Según fué creciendo, las llamadas conveniencias sociales le obligaron á guardar un poco más la distancia; pero no por eso perdieron una pizca de fuerza sus inclinaciones: antes bien, se afirmaban y crecían con él, lo cual era crecer mucho, porque Andrés crecía y ensanchaba que era una bendición de Dios. Á los diez y siete años rebasaba de la talla más de dos dedos, y alzaba en el almacén una quintalera en cada mano hasta más arriba de las caderas. Remando, daba torno al marinero más forzudo, y gobernaba el aparejo de un bote ó de una lancha con singular destreza.
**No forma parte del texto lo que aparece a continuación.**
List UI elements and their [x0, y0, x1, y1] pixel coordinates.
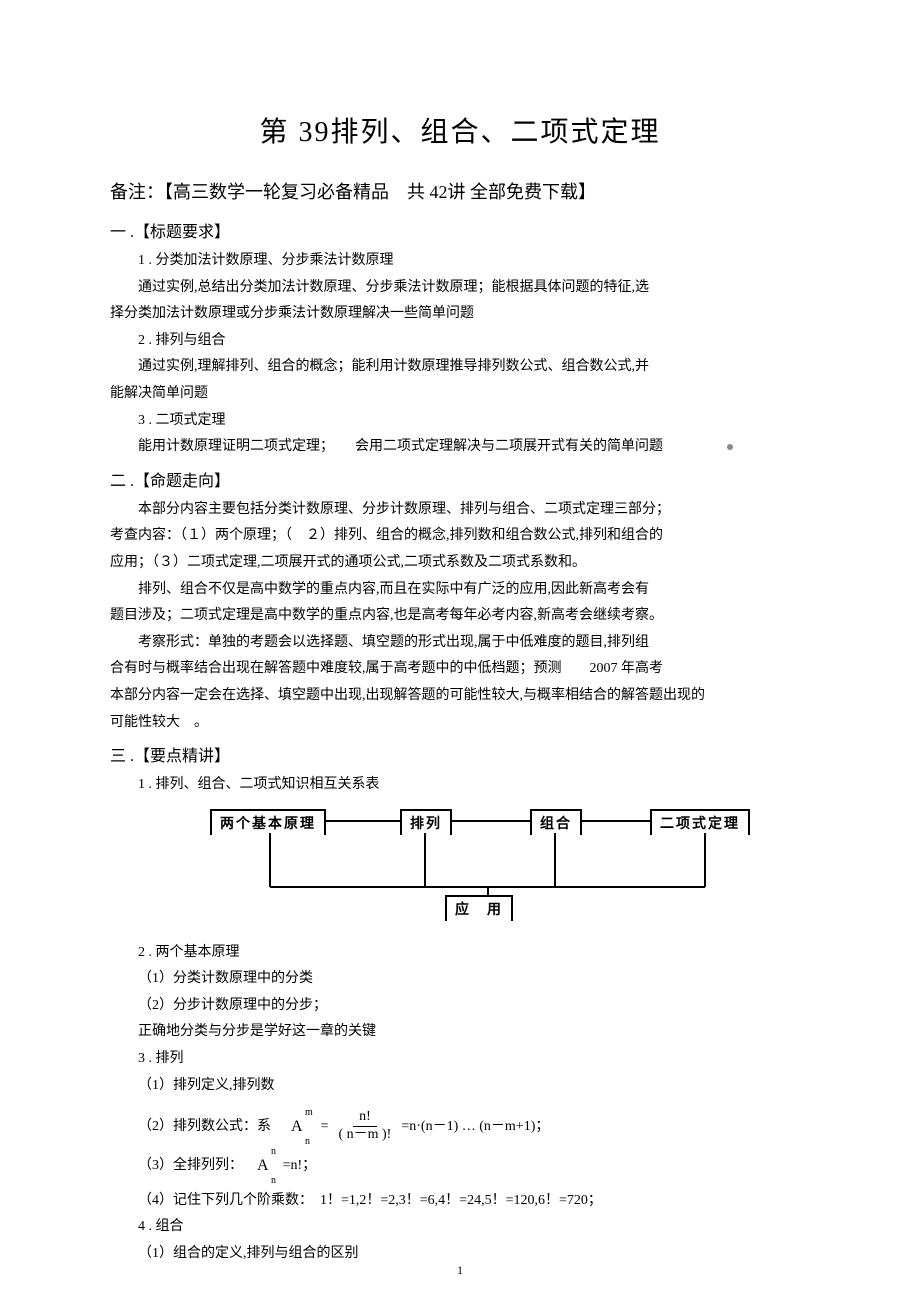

Ni sures ni vendavales le imponían; y contra vientos y mareas bregaba triunfante, y no sólo impávido, sino gozoso. Yo no sé qué demonio tenía la mar para aquel muchacho; parecía de la naturaleza de los perros de lana: en cuanto la veía, ya estaba buscando un pretexto para arrojarse á ella. Conocía las corrientes, las puntas de arena y todos los misterios de la bahía, como el mejor práctico, y había corrido en ella cuantos riesgos y temporales pueden correrse por nieblas, varaduras y vientos desencadenados... En fin, que se la sabía de memoria. Entróle comezón de ir aprendiendo algo de mar afuera, y para lograrlo no desperdiciaba ocasión. La primera se la ofreció la casualidad.